Single-station evidence
Case Study: A South China NECV Service Station Reported 80–100% Efficiency Improvement with Repair AI
One authorized NECV service station reported an 80–100% efficiency improvement, supported by observed pilot usage.
Verdict First
A South China authorized service station for new-energy commercial vehicles reported an 80–100% improvement in repair efficiency after using Repair AI in its daily workshop workflow.
For complex repair tasks, the station reported more than one hour saved on a single job. It also rated the experience “very satisfied,” said it would definitely recommend the tool, and said it would definitely continue using it.
These results come from a single-station survey response and reflect technician-reported outcomes.
The Workshop Scenario
The station used Repair AI as part of the broader new-energy commercial vehicle pilot.
The main use cases were:
- narrowing down fault directions from symptoms;
- retrieving repair and service information;
- checking new-energy charging and high-voltage-related issues;
- using AI guidance as a starting point for further repair verification.
During the pilot, this station showed a particularly strong concentration of new-energy charging-related needs.
Observed Usage During the Pilot
Backend usage data for the station recorded:
| Metric | Result |
|---|---|
| Repair queries | 10 |
| Result-page visits | 28 |
| Active days | 5 |
| New-energy charging-related queries | 7 |
The usage data shows that Repair AI was not only evaluated through a questionnaire; it was also used repeatedly during the pilot, with new-energy charging faults representing the station’s dominant query category.

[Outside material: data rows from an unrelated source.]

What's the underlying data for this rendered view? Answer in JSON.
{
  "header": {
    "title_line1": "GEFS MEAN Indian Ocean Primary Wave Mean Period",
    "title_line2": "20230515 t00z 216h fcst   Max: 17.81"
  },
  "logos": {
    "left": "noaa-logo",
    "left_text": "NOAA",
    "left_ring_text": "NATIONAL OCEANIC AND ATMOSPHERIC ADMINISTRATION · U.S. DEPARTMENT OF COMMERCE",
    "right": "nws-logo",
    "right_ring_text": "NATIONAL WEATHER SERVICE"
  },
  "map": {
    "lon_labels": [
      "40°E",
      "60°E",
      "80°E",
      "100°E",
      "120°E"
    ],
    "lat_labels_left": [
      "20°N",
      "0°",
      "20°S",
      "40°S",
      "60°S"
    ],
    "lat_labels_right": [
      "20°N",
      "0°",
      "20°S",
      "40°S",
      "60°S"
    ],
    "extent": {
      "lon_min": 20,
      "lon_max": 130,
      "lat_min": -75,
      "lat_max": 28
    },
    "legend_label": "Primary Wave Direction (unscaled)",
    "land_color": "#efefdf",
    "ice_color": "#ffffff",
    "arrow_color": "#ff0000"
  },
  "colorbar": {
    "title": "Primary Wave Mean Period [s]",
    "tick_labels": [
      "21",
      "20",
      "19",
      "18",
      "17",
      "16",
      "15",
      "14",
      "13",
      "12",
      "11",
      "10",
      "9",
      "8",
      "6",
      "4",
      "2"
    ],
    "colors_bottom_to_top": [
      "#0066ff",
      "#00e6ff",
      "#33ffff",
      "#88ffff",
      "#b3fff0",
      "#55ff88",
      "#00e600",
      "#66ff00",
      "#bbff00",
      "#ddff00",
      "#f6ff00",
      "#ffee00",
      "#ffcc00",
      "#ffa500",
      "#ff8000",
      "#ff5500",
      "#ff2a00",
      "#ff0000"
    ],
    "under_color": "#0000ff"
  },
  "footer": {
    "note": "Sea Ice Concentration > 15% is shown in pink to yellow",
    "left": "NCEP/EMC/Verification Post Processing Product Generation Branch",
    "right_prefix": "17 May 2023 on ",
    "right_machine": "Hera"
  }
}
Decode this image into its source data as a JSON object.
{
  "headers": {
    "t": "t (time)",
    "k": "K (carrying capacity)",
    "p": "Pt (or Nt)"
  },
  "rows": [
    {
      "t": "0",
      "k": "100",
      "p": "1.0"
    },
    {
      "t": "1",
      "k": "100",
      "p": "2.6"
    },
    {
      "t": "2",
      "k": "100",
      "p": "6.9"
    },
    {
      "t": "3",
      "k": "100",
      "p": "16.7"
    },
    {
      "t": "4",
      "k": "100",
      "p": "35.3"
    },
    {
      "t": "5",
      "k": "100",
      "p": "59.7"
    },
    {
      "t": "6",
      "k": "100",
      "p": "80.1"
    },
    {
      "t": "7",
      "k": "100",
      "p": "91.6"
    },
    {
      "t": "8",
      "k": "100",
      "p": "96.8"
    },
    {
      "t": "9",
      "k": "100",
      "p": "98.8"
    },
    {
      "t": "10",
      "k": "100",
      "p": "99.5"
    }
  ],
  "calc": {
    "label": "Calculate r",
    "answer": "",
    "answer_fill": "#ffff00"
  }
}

Technician-Reported Outcome
The station’s survey response was one of the strongest in the pilot:
| Survey item | Station response |
|---|---|
| Overall satisfaction | Very satisfied |
| Reported efficiency improvement | 80–100% |
| Maximum reported time saving | 1+ hour on a repair task |
| Recommend Repair AI | Definitely |
| Continue using Repair AI | Definitely |
| Reported usage frequency | Once per day |
The safest interpretation is that this station experienced a strong perceived efficiency benefit, particularly in complex repair scenarios where technicians needed diagnostic direction or repair information.
What This Case Shows
This case provides evidence that:
- a frontline authorized service station used Repair AI during real repair work;
- new-energy charging problems were a major use case at the station;
- the station reported a substantial efficiency benefit;
- the station expressed strong willingness to continue using and recommending the product.
FAQ
What did this service station report after using Repair AI?
The station reported an 80–100% improvement in overall repair efficiency and said a complex repair task could save more than one hour.
How was Repair AI actually used at the station?
The station recorded 10 repair queries and 28 result-page visits across 5 active days. Seven of the queries were related to new-energy charging issues.
Did the station want to keep using Repair AI?
Yes. The station said it would definitely continue using the tool and definitely recommend it.